Now solving for $B$, we have:

\begin{equation*}
\begin{split}
&\frac{\delta S}{\delta B} \sum_{i=1}^{n} (y_i - a - B x_i)^2 = 0 \\
&\Rightarrow 2 \sum_{i=1}^{n} -x_i (y_i - a - B x_i) = 0 \\ 
\end{split}
\label{eq:10} \tag{10}
\end{equation*}

which, when combined with our definition of $a$ above, gives:

\begin{equation*}
\begin{split}
&\sum_{i=1}^{n} (\bar{y} x_i - x_i y_i - B \bar{x} x_i + B x_i^2) = 0 \\
\Rightarrow B &= \frac{\sum_{i=1}^{n} x_i(y_i - \bar{y})}{\sum_{i=1}^{n} x_i (x_i - \bar{x})} \\
&= \boxed{\frac{\sum_{i=1}^{n}(x_i - \bar{x})(y_i - \bar{y})}{\sum_{i=1}^{n} (x_i - \bar{x})^2}}
\end{split}
\label{eq:11} \tag{11}
\end{equation*}

## Multiple Linear Regression

Multiple linear regression is similar to simple linear regression except instead of one independent variable, there are multiple.
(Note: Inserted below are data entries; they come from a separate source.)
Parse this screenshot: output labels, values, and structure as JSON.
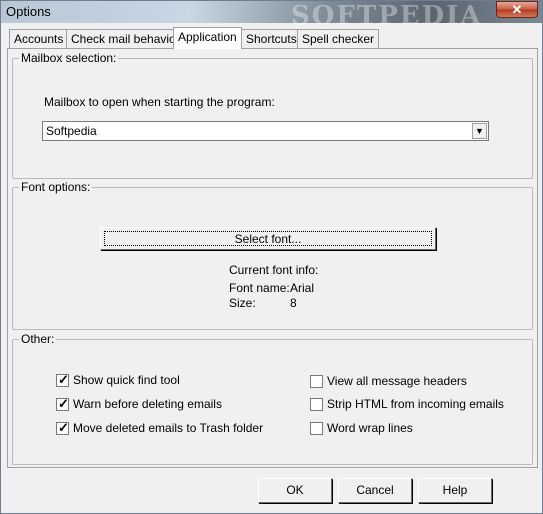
{
  "window": {
    "title": "Options",
    "watermark": "SOFTPEDIA",
    "close_glyph": "✕"
  },
  "tabs": [
    {
      "label": "Accounts"
    },
    {
      "label": "Check mail behavior"
    },
    {
      "label": "Application"
    },
    {
      "label": "Shortcuts"
    },
    {
      "label": "Spell checker"
    }
  ],
  "mailbox": {
    "group_title": "Mailbox selection:",
    "prompt": "Mailbox to open when starting the program:",
    "selected": "Softpedia",
    "arrow_glyph": "▼"
  },
  "font": {
    "group_title": "Font options:",
    "select_button": "Select font...",
    "info_title": "Current font info:",
    "name_label": "Font name:",
    "name_value": "Arial",
    "size_label": "Size:",
    "size_value": "8"
  },
  "other": {
    "group_title": "Other:",
    "options_left": [
      {
        "label": "Show quick find tool",
        "checked": true
      },
      {
        "label": "Warn before deleting emails",
        "checked": true
      },
      {
        "label": "Move deleted emails to Trash folder",
        "checked": true
      }
    ],
    "options_right": [
      {
        "label": "View all message headers",
        "checked": false
      },
      {
        "label": "Strip HTML from incoming emails",
        "checked": false
      },
      {
        "label": "Word wrap lines",
        "checked": false
      }
    ],
    "check_glyph": "✓"
  },
  "buttons": {
    "ok": "OK",
    "cancel": "Cancel",
    "help": "Help"
  }
}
When $Y$ has a linear dependency on $m$ variables $x_1, x_2,..., x_m$:

\begin{equation*}
\hat{Y} = a + b_1 x_1 + b_2 x_2 + ... + b_m x_m
\label{eq:12} \tag{12}
\end{equation*}

## LASSO Regression

Linear regression models can be subject to overfitting. LASSO regression, also known as **L1 regularization** (a type of feature selection in machine learning), aims to fix this by eliminating features from the model. It does this by setting feature coefficients to zero using an L1 penalty equal to the absolute value of the magnitude of the coefficients. It particularly works well in cases where there are a small number of significant parameters and the others have coefficients close to zero. 

## Ridge Regression

Also known as **L2 regularization**. It's similar to LASSO regression except, instead of eliminating features entirely, their coefficients are minimized to some number close to zero by adding an L2 penalty equal to the square of the magnitude of coefficients. Since its not getting rid of any features--only minimizing their effect on the model--ridge regression isn't considered part of feature selection. It works particularly well when there are many significant parameters with close to the same value. 

## Stepwise Regression

Starts with the simplest model, evaluates its performance, then adds another variable, evaluates its performance, then compares it to the previous model, etc. until the best performing model is found.